Revealing his true colors, he bitches about any growth and any road project.
Nearly all in the environmental community, though, are at least as curious and distressed about how passenger rail might be treated. For now, high-speed rail from San Antonio to Dallas has been put on the back burner, possibly for decades.
Why should it be built if it isn't economically viable and the demand isn't there? At least this road will preserve ROW that will lower the threshhold of viability and reduce development costs should passenger rail ever become in demand. But this isn't really about that, it is just another bitching point by opponents. Throw everything out and see what sticks.
Tom Smith of Public Citizen says more vehicle lanes could be a foolish and costly endeavor now that oil seems to be getting scarcer and prices are shooting up. He's keenly interested in getting the focus back on rail. "Do we want to be stuck in traffic or do we want to be speeding past it on rapid rail?" he said.
More liberal BS.
BTTT
"And now except nearly all the route?" Don't you mean MOST of the route will be 800 feet wide or less?

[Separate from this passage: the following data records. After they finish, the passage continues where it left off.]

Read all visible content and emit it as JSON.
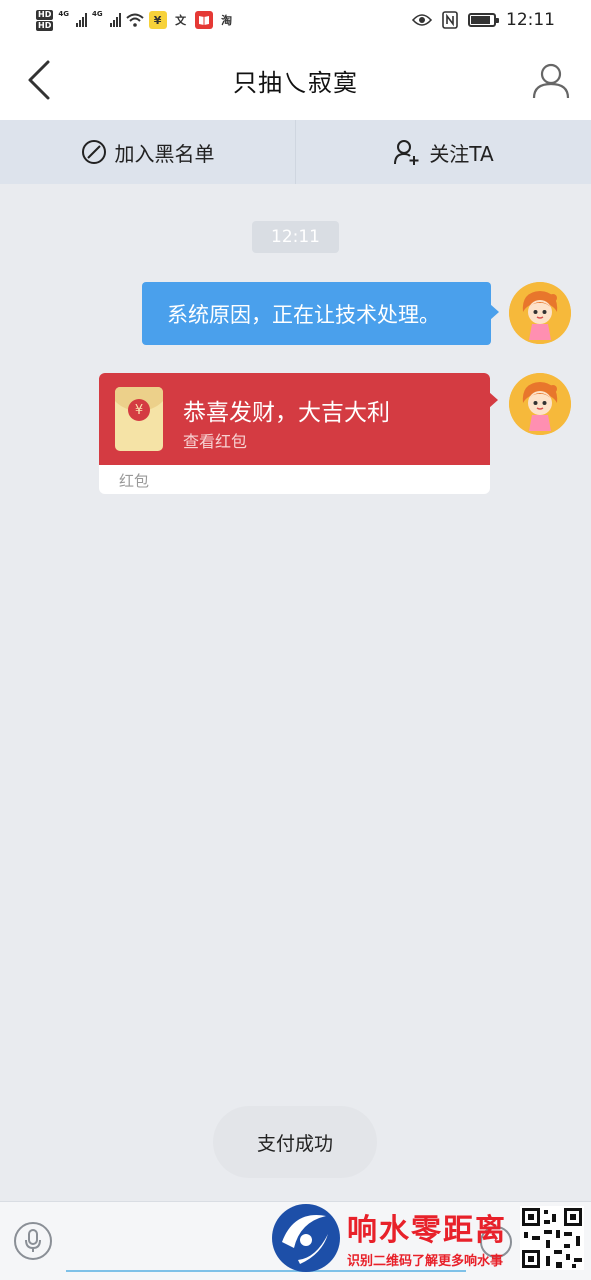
{
  "status_bar": {
    "hd1": "HD",
    "hd2": "HD",
    "net1": "4G",
    "net2": "4G",
    "icons": [
      "signal-icon",
      "wifi-icon",
      "yuan-app-icon",
      "wen-app-icon",
      "book-app-icon",
      "taobao-icon",
      "eye-icon",
      "nfc-icon",
      "battery-icon"
    ],
    "app_yuan": "¥",
    "app_wen": "文",
    "app_tao": "淘",
    "time": "12:11",
    "battery_level": 0.85
  },
  "header": {
    "title": "只抽乀寂寞",
    "back_icon": "chevron-left-icon",
    "profile_icon": "person-icon"
  },
  "actions": {
    "block_label": "加入黑名单",
    "block_icon": "block-icon",
    "follow_label": "关注TA",
    "follow_icon": "add-user-icon"
  },
  "chat": {
    "timestamp": "12:11",
    "messages": [
      {
        "type": "text",
        "text": "系统原因，正在让技术处理。"
      },
      {
        "type": "red_packet",
        "title": "恭喜发财，大吉大利",
        "subtitle": "查看红包",
        "label": "红包",
        "coin": "¥"
      }
    ]
  },
  "toast": "支付成功",
  "input": {
    "value": "",
    "mic_icon": "microphone-icon",
    "emoji_icon": "emoji-icon"
  },
  "watermark": {
    "title": "响水零距离",
    "subtitle": "识别二维码了解更多响水事"
  },
  "colors": {
    "bubble": "#4aa0ec",
    "red_packet": "#d43b42",
    "watermark": "#e8212a",
    "avatar_bg": "#f6b93b"
  }
}
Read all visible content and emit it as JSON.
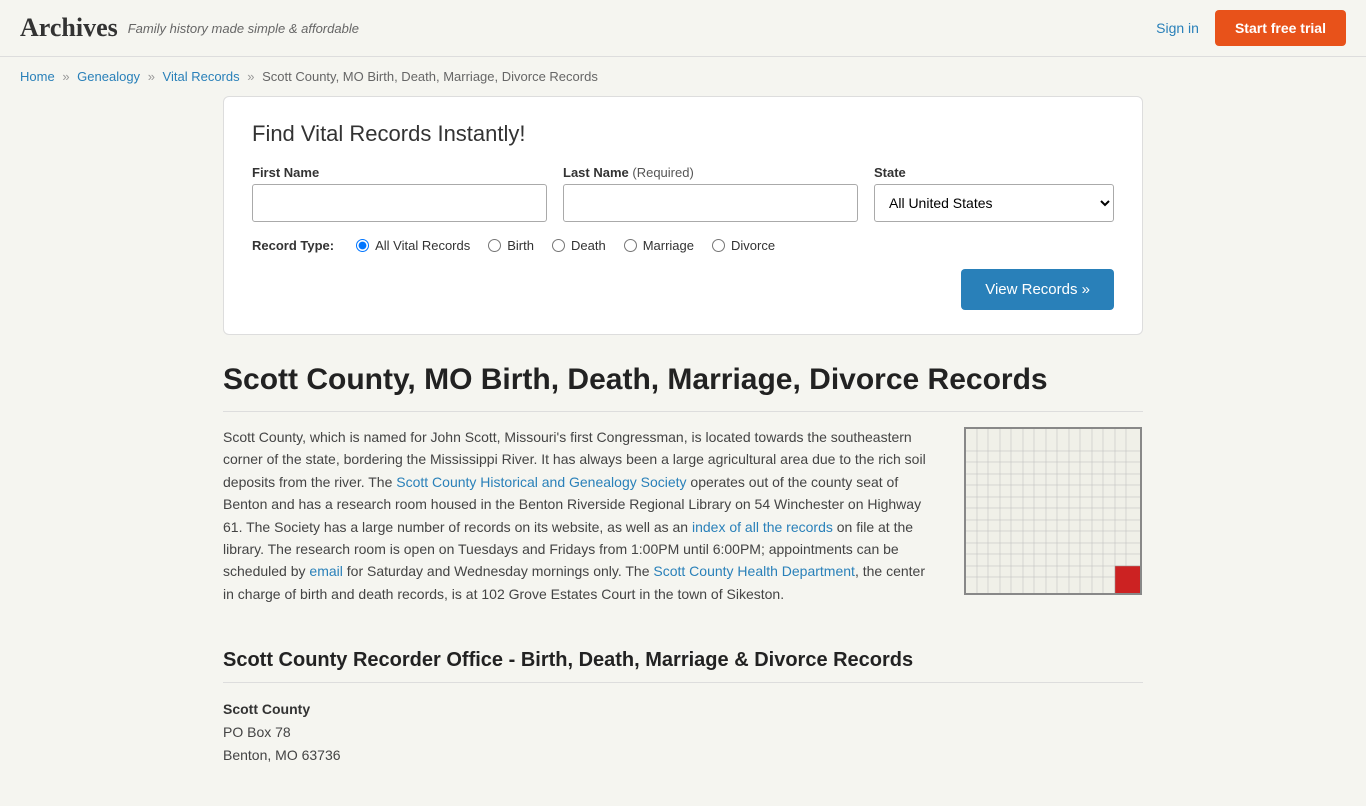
{
  "header": {
    "logo": "Archives",
    "tagline": "Family history made simple & affordable",
    "sign_in": "Sign in",
    "start_trial": "Start free trial"
  },
  "breadcrumb": {
    "home": "Home",
    "genealogy": "Genealogy",
    "vital_records": "Vital Records",
    "current": "Scott County, MO Birth, Death, Marriage, Divorce Records"
  },
  "search_form": {
    "title": "Find Vital Records Instantly!",
    "first_name_label": "First Name",
    "last_name_label": "Last Name",
    "required_note": "(Required)",
    "state_label": "State",
    "state_default": "All United States",
    "record_type_label": "Record Type:",
    "record_types": [
      "All Vital Records",
      "Birth",
      "Death",
      "Marriage",
      "Divorce"
    ],
    "view_records_btn": "View Records »"
  },
  "page": {
    "title": "Scott County, MO Birth, Death, Marriage, Divorce Records",
    "article_paragraph1": "Scott County, which is named for John Scott, Missouri's first Congressman, is located towards the southeastern corner of the state, bordering the Mississippi River. It has always been a large agricultural area due to the rich soil deposits from the river. The ",
    "society_link_text": "Scott County Historical and Genealogy Society",
    "article_paragraph1b": " operates out of the county seat of Benton and has a research room housed in the Benton Riverside Regional Library on 54 Winchester on Highway 61. The Society has a large number of records on its website, as well as an ",
    "index_link_text": "index of all the records",
    "article_paragraph1c": " on file at the library. The research room is open on Tuesdays and Fridays from 1:00PM until 6:00PM; appointments can be scheduled by ",
    "email_link_text": "email",
    "article_paragraph1d": " for Saturday and Wednesday mornings only. The ",
    "health_dept_link_text": "Scott County Health Department",
    "article_paragraph1e": ", the center in charge of birth and death records, is at 102 Grove Estates Court in the town of Sikeston.",
    "recorder_section_title": "Scott County Recorder Office - Birth, Death, Marriage & Divorce Records",
    "office_name": "Scott County",
    "office_address_line1": "PO Box 78",
    "office_address_line2": "Benton, MO 63736"
  }
}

Isn't U.S. 183 the road that actually crosses that recharge zone?
Thanks for bumping.
Yes, thanks for the catch. TXDOT released a statement last year that the maximum ROW required will be 800' except in rare instances.
"it will branch eastward from I-35 south of Gainesville, swing around the DFW on the north and east sides between Lake Lavon and Greenville . . ."
Diddle, what's your source? You have a map? Will you share?
Thanks.
That is one of them. Not how the zone is all west of I-35. and that recharge zone is uphill from the proposed TTC corridor, so runoff isn't an issue, either.
It was in an article from a week or two ago posted here on Tolerance Sucks Rocks's TTC ping list. IIRC the article was about the DFW area. I'll see if I can locate it.
Thanks. Actually, I'm pretty sure I read it, but I'm anxious for specifics, i.e. a map.